In other contexts, this would be called a conspiracy of silence. When people know that dramatic untruths are being uttered yet decline to challenge them, it means they belong to an organization that lacks integrity. A long, long list of IPCC officials flunked a basic test here. Like everyone else, they chose to avert their eyes.

But leadership failed on another level, as well. We are repeatedly told we should believe in dangerous, human-caused global warming because science academies from around the world have endorsed the IPCC’s findings. Climate skeptics are frequently asked why they imagine their own judgment to be more reliable than the judgment of such esteemed bodies.

The answer to that question is this: No science academy noticed that one in three references in the 2007 Climate Bible is actually to non-peer-reviewed, grey literature. If these academies are so well-informed why did it take a group of Internet-linked volunteers to bring this to the world’s attention? Why didn’t even one of these science academies subject chairman Pachauri’s rhetoric to rudimentary fact-checking?

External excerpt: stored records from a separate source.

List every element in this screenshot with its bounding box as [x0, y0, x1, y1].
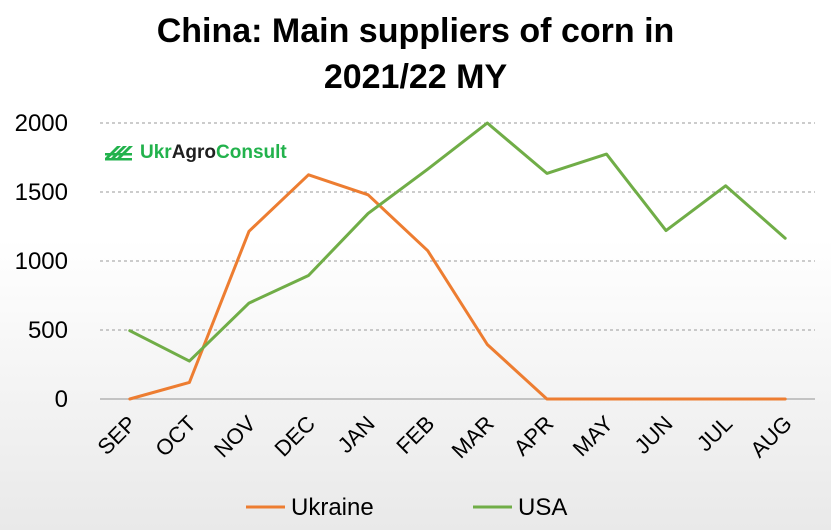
- x-axis-ticks: SEP OCT NOV DEC JAN FEB MAR APR MAY JUN JUL AUG: [93, 411, 797, 463]
- x-tick-label: SEP: [93, 411, 142, 460]
- series-line-usa: [128, 121, 787, 363]
- series-lines: [128, 121, 787, 401]
- legend-label-ukraine: Ukraine: [291, 494, 374, 521]
- gridlines: [100, 122, 815, 400]
- x-tick-label: OCT: [150, 411, 201, 462]
- logo-stripes-icon: [105, 146, 133, 161]
- chart-title-line-2: 2021/22 MY: [323, 58, 508, 96]
- chart-title-line-1: China: Main suppliers of corn in: [156, 12, 675, 50]
- chart-title: China: Main suppliers of corn in 2021/22…: [0, 8, 831, 100]
- logo-text-agro: Agro: [172, 142, 216, 163]
- x-tick-label: DEC: [270, 411, 321, 462]
- x-tick-label: FEB: [391, 411, 439, 459]
- logo-wordmark: UkrAgroConsult: [140, 142, 287, 163]
- x-tick-label: JAN: [333, 411, 380, 458]
- x-tick-label: APR: [509, 411, 559, 461]
- logo: UkrAgroConsult: [105, 142, 287, 163]
- series-line-ukraine: [128, 173, 787, 401]
- x-tick-label: JUN: [630, 411, 678, 459]
- logo-text-consult: Consult: [216, 142, 287, 163]
- y-tick-label: 2000: [15, 110, 68, 137]
- x-tick-label: NOV: [209, 411, 261, 463]
- x-tick-label: AUG: [745, 411, 796, 462]
- x-tick-label: JUL: [692, 411, 737, 456]
- legend-label-usa: USA: [518, 494, 567, 521]
- y-tick-label: 0: [55, 386, 68, 413]
- y-tick-label: 1500: [15, 179, 68, 206]
- y-tick-label: 500: [28, 317, 68, 344]
- y-tick-label: 1000: [15, 248, 68, 275]
- x-tick-label: MAY: [568, 411, 618, 461]
- legend: Ukraine USA: [246, 494, 567, 521]
- y-axis-ticks: 0 500 1000 1500 2000: [15, 110, 68, 413]
- logo-text-ukr: Ukr: [140, 142, 172, 163]
- x-tick-label: MAR: [447, 411, 499, 463]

If the world’s science organizations had spent the past decade helping to keep the IPCC honest that would be one thing. Instead, they have stood shoulder-to-shoulder with this delinquent teen, smiling for the cameras, and giving him absolutely no reason to pull up his socks.


Donna Laframboise is a Canadian journalist. This article has been republished at MercatorNet with permission from her book The Delinquent Teenager Who Was Mistaken for the World’s Top Climate Expert, published this month by Ivy Avenue Press.